Thanks everyone, love your work.

@himel.mallick Thank you for the info and helping me out with Figure 5C - very helpful!

@franzosa Thank you for the input on on the TPM/RPK values!

@YancongZhang This is exactly what I needed, thank you!

Hi @himel.mallick and @franzosa,

Thank you again for your very helpful responses! I have a follow up question now that I’m in the middle of using these tools.

I have my TSS-normalized RPK values as produced Humann2 (which I’ll call CoPM here) for each feature at the RNA and DNA level, where each sample has a very similar total CoPM of ~1,000,000 as expected. When I then filter my data for quality control (so that only features that are of found in “enough” samples at “appropriate” abundances remain) my samples now end up with varying total CoPM based on this new subset of features. The range is between 450,000 CoPM to 850,000 CoPM across all samples.

When I feed this quality controlled dataset into Maaslin2, should I let it run TSS “again” on these CoPM data to address how different the total CoPM are across samples, or is there is a more appropriate normalization method given that these are already TSS-normalized values?

Thanks for any guidance you have!

You don’t NEED to normalize again in this case - you want to do some sort of normalization once to adjust for differences in sequencing depth between samples, which you’ve accomplished with the TSS transformation to CoPM units.

If you renormalize again the meaning of the values changes to something more like “proportion of the things I care about” vs. “proportion of mapped reads” (doing so is not strictly wrong, it’s just philosophically different and perhaps unnecessary). I prefer to stop at the first normalization and then, if I filter out some features, replace them with a single per-sample “other” feature that absorbs the removed mass (such that the filtered samples still have total abundance of 1M in this case).

Unrelated to the main question, filtration that removes >50% of the sample (as in your 450K CoPM case) seems pretty extreme.
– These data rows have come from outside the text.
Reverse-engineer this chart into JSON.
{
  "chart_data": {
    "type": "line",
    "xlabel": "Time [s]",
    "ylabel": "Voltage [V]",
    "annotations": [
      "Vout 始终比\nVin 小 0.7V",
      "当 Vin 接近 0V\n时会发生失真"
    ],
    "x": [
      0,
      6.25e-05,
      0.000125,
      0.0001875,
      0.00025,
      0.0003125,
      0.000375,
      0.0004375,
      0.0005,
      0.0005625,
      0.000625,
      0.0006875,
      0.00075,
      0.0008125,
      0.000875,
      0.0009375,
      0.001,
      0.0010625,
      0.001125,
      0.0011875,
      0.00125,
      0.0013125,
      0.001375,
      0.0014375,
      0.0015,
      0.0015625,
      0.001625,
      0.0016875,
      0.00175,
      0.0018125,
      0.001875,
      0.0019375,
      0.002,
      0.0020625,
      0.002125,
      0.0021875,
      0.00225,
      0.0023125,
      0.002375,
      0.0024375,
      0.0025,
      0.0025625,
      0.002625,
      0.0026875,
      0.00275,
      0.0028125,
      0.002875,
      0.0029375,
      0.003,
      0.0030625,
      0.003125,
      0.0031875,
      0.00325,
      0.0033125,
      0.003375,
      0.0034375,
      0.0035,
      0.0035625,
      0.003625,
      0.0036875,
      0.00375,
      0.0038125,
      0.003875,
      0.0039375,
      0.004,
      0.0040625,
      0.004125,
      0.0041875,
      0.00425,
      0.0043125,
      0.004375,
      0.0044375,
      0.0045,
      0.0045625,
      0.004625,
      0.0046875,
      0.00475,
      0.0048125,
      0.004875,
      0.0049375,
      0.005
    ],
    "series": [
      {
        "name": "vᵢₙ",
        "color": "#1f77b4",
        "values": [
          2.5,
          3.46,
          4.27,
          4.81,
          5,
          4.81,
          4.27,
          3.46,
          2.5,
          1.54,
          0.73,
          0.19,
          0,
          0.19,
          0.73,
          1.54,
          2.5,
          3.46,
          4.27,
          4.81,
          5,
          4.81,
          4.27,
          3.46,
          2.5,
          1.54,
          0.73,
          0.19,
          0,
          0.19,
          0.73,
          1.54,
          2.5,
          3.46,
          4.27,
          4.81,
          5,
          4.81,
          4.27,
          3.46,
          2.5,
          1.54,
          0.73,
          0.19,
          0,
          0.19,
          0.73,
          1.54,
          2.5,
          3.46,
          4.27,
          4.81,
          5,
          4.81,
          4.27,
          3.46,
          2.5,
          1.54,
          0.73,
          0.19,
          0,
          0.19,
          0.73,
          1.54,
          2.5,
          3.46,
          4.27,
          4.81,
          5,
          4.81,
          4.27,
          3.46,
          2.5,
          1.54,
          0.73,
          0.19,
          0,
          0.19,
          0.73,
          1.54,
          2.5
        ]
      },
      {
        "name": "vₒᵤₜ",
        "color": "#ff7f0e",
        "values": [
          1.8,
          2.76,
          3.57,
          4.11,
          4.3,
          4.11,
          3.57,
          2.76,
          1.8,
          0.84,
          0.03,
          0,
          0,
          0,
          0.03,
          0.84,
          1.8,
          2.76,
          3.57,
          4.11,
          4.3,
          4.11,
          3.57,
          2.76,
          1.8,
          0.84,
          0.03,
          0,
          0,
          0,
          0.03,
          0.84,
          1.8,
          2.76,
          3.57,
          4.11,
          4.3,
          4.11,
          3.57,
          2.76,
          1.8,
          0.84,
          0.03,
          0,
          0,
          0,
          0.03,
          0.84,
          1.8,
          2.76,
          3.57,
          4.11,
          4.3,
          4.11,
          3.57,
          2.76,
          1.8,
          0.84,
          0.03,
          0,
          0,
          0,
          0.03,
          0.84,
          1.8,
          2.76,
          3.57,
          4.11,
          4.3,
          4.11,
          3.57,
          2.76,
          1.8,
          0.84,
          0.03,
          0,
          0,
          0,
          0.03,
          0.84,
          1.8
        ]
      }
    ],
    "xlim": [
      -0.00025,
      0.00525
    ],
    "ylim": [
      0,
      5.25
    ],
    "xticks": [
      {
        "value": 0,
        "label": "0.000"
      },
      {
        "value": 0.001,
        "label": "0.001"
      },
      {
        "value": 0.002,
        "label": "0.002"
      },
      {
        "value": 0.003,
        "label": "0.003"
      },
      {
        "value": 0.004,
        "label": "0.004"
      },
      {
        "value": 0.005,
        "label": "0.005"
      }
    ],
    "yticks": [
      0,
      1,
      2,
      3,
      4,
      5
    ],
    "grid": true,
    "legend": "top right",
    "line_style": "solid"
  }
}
That’s what I’d expect for a sample that had e.g. a really high abundance of some sort of rare, technical contaminant.

Thanks for the quick reply, and again, for the incredibly helpful input.

Keeping in a single per sample “other feature” is a great idea thanks!

Unrelated to the main question, filtration that removes >50% of the sample (as in your 450K CoPM case) seems pretty extreme. That’s what I’d expect for a sample that had e.g. a really high abundance of some sort of rare, technical contaminant.

Yea this kind of bothers me too. A qualitative look at the data doesn’t seem weird though - the number of unique functional annotation features at the metagenome/transcriptome level ranges from ~3000 to ~5500 across all of my samples. If I consider only the features hit in “most” samples and also at both the RNA and DNA level I have a list of ~2500 features. Am I thinking about this right that when considering this ~2500 feature list, the total CoPM vary so much between samples because the 5000+ feature samples spread their CoPM out over more features, leaving a big chunk of TSS-normalized counts behind when you dump the ~2000 features that were not consistently hit in most samples?

Based on the wet lab experiment it doesn’t feel biologically appropriate for me to consider features that were not reliably seen in all of my samples, but I understand the bioinformatic benefits of pseudocounts for zeros in order to leave all/most of the features in. The reason I avoided that at first is that some other pipelines I’m feeding the CoPM data into penalize large feature lists during their default false discovery correction, so I figured I’d start with pruning the lists down to feed the same exact data into Maaslin and my tangential pipelines. It didn’t seem like a feature list of 2500 was too strict, but perhaps a 2x swing in total CoPM is too aggressive?